According to the Settlement Agreement, Ripple Labs operated as an MSB without registering with FinCEN and continued to engage in covered activity after the FinCEN guidance was issued in March 2013. Specifically, Ripple Labs failed to establish an appropriate AML program and failed to adopt adequate policies and procedures to comply with its obligations under the BSA. It was noted that the Ripple Labs subsidiary, XRP II, was registered with FinCEN, but nevertheless failed to adopt an effective AML program and failed to report suspicious transactions.

In an attached “Statement of Facts and Violations” Ripple Labs admitted to specific violations of the BSA. For example, in September 2013, its subsidiary, XRP II, negotiated a $250,000 transaction for the sale of virtual currency by email and agreed to dispense with its KYC requirements when the customer objected to providing information. In November 2013, XRP II rejected a $32,000 transaction because of concerns over the legitimacy of the overseas customer’s source of funds, but failed to file a suspicious activity report (SAR).

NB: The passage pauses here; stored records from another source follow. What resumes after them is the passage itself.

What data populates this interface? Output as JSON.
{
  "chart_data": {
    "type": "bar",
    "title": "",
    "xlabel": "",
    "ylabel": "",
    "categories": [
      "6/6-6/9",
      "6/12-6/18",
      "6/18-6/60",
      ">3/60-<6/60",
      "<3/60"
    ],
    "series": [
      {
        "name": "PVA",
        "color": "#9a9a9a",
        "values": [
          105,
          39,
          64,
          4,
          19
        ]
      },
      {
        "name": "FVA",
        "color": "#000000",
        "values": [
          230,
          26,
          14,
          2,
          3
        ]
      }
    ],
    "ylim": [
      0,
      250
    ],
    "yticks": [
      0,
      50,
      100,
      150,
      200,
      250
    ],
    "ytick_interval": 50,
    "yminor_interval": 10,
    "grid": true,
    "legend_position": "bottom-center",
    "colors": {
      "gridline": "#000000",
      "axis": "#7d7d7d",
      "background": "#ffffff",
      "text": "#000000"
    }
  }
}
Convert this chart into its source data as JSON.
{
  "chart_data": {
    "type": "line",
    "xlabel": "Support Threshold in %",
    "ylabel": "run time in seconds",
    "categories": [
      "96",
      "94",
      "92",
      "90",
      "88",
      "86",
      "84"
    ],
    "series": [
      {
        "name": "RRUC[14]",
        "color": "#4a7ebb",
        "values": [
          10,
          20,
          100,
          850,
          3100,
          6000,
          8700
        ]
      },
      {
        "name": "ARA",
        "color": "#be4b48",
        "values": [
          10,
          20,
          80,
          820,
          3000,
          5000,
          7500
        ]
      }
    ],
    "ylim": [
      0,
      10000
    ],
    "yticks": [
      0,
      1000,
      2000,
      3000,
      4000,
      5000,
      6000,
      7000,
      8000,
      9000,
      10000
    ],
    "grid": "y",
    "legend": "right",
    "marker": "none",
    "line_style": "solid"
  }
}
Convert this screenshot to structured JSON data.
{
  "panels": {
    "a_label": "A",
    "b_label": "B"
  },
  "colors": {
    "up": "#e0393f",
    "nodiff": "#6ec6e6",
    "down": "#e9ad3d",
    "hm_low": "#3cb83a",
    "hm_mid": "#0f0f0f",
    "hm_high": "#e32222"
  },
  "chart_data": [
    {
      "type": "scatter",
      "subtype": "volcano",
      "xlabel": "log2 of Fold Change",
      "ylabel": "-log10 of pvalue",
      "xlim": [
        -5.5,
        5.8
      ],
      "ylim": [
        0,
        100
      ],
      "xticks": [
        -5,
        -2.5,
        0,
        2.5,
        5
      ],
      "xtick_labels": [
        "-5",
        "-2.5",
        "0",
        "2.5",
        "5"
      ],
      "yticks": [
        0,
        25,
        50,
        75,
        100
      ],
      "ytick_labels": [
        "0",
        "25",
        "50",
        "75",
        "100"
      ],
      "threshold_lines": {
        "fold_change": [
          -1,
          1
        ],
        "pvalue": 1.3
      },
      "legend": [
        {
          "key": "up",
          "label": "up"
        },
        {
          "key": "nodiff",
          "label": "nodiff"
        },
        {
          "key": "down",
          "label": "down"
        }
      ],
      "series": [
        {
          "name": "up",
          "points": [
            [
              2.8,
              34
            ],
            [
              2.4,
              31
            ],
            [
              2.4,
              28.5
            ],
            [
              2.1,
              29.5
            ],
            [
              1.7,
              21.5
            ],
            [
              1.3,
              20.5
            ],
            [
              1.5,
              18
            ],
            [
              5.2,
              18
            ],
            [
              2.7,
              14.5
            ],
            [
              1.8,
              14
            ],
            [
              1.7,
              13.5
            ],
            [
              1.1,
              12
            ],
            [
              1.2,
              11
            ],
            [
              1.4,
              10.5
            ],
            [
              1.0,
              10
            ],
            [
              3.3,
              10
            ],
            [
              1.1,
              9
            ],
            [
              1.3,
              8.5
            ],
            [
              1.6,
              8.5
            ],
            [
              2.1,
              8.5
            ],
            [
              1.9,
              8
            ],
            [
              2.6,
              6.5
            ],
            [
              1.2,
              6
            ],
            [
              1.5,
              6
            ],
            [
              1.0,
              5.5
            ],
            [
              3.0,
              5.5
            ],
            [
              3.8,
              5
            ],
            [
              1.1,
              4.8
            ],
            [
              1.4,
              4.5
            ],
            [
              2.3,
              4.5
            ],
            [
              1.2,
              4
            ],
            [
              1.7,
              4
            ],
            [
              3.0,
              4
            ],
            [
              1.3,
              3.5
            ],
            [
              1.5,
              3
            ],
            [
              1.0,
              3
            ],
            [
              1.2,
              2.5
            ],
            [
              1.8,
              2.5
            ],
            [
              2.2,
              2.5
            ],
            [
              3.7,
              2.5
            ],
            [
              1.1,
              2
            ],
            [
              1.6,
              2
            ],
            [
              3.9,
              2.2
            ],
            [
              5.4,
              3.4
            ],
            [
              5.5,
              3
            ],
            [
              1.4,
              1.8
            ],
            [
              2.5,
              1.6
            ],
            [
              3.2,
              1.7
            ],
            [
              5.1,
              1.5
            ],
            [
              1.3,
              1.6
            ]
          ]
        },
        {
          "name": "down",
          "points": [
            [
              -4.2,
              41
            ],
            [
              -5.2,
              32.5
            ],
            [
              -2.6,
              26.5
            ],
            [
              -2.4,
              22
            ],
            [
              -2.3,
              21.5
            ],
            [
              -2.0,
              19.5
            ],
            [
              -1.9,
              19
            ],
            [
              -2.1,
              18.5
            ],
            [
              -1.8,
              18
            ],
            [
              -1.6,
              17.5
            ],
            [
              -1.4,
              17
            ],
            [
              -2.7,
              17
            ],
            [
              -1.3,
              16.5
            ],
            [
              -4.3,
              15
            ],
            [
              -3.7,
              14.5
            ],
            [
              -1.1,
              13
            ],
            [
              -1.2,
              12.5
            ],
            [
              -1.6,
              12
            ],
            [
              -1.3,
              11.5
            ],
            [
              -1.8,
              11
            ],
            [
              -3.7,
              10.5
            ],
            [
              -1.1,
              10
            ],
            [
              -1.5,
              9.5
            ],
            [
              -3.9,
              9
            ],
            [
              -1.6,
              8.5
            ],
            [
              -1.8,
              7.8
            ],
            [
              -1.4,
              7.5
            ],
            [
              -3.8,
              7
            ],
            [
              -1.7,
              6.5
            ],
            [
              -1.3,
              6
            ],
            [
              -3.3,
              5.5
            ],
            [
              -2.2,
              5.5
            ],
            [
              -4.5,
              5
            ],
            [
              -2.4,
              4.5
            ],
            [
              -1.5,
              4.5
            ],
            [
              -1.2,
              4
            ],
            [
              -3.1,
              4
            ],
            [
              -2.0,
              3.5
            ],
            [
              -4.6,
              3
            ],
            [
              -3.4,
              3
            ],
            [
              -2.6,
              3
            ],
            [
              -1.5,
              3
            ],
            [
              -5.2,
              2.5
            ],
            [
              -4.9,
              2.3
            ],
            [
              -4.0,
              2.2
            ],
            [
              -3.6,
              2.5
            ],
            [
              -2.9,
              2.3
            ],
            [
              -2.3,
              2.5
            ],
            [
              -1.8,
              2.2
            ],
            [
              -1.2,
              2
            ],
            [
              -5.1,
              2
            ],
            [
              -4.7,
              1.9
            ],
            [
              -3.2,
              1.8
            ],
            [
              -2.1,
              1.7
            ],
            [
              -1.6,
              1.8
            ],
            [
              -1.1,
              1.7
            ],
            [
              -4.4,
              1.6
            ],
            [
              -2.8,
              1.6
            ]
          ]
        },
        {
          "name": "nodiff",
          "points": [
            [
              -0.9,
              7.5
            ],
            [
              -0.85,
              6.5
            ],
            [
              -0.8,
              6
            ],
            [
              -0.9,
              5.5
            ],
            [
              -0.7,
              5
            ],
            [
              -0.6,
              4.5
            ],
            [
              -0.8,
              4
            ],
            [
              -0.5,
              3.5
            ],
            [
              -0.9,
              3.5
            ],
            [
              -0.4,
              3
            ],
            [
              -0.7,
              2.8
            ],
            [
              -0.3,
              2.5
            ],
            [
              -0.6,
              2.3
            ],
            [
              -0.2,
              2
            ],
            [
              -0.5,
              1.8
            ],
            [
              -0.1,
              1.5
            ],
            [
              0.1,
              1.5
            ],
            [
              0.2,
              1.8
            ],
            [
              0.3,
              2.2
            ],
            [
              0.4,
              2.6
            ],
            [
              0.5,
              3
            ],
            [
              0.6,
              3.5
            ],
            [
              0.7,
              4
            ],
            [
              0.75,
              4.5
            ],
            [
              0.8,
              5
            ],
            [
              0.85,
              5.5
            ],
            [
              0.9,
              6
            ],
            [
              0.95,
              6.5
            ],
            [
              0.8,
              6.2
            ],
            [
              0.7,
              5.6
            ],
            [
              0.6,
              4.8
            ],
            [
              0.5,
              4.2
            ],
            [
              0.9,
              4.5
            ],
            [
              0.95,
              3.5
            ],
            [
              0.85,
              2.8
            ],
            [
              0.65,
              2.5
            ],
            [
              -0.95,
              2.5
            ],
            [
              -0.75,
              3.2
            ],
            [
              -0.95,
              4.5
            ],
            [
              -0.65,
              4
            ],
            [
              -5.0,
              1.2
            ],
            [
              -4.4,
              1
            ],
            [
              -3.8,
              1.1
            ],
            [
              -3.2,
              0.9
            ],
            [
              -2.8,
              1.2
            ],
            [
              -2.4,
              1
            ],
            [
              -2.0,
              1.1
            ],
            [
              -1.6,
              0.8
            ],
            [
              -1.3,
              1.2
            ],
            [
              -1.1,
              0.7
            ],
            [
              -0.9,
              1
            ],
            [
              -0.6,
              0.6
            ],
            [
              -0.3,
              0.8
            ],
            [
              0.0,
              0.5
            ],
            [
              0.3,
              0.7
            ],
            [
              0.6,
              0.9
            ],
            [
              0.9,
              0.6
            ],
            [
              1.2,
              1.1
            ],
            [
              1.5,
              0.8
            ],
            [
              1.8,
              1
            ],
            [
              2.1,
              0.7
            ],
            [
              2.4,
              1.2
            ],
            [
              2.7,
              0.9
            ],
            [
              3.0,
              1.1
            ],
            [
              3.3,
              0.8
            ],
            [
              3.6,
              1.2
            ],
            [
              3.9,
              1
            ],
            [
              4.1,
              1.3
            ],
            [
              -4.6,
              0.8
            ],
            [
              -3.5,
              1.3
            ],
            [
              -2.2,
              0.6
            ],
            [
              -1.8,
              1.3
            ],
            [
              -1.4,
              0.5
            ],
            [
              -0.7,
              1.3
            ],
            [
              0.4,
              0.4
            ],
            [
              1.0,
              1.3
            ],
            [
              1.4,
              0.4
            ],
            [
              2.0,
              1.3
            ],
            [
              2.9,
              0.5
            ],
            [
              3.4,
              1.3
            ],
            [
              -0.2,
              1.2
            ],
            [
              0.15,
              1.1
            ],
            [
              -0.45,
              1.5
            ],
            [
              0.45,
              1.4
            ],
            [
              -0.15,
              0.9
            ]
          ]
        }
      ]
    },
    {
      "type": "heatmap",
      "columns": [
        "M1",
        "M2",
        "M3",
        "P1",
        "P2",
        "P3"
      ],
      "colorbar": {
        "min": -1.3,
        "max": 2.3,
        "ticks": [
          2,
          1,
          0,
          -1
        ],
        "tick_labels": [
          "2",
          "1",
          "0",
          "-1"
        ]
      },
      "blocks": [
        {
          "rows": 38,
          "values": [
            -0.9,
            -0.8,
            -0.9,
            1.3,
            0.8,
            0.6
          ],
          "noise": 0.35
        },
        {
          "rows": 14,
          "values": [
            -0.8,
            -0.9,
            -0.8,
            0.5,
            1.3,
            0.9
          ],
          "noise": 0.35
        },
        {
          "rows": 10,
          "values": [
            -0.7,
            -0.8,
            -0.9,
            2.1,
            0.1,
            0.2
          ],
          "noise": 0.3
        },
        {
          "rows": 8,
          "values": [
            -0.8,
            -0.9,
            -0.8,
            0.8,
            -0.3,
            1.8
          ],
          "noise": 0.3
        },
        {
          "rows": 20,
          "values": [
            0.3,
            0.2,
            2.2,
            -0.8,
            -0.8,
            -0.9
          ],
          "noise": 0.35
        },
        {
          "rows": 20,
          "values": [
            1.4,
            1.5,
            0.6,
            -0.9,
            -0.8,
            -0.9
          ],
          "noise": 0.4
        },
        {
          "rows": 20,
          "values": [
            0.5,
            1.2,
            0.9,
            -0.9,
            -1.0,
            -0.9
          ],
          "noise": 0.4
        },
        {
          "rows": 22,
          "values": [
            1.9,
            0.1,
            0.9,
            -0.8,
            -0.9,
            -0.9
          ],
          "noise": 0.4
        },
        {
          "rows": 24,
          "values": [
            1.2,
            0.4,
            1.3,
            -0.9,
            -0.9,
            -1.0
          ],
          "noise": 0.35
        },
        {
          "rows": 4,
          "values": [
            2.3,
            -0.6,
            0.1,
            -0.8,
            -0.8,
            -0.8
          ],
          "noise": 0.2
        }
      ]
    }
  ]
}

The settlement agreement with the USAO requires Ripple Labs to cooperate fully with an ongoing investigation of related criminal violations and offered no “protection from prosecution” to any individuals, to include present or former officers, directors and employees of Ripple Labs. In addition to the civil fine and forfeiture, Ripple Labs and XRP II agreed to engage in remedial steps to ensure future compliance with the BSA, to conduct a three-year “look back audit” for suspicious transactions and to retain external independent auditors to review BSA compliance biannually until 2020.

This action underscores the importance of responding to advisory guidance from FinCEN addressing the application of existing regulations and adapting compliance measures accordingly. Reference in the statement of facts to the previously issued FinCEN guidance demonstrates the government’s view that the advisories put institutions on notice of regulatory requirements. Failure to act following such clarification is evidence of “willfulness” as that term is used in civil enforcement of the BSA. A proactive response to evolving regulatory guidance should be viewed as an investment in risk management, and ultimately more cost effective than a subsequent enforcement action that could result in years of regulatory scrutiny. Banking institutions should take measures to ensure that BSA-covered account holders, subsidiaries and affiliates have the requisite compliance programs and licenses as part of KYC and ongoing due diligence.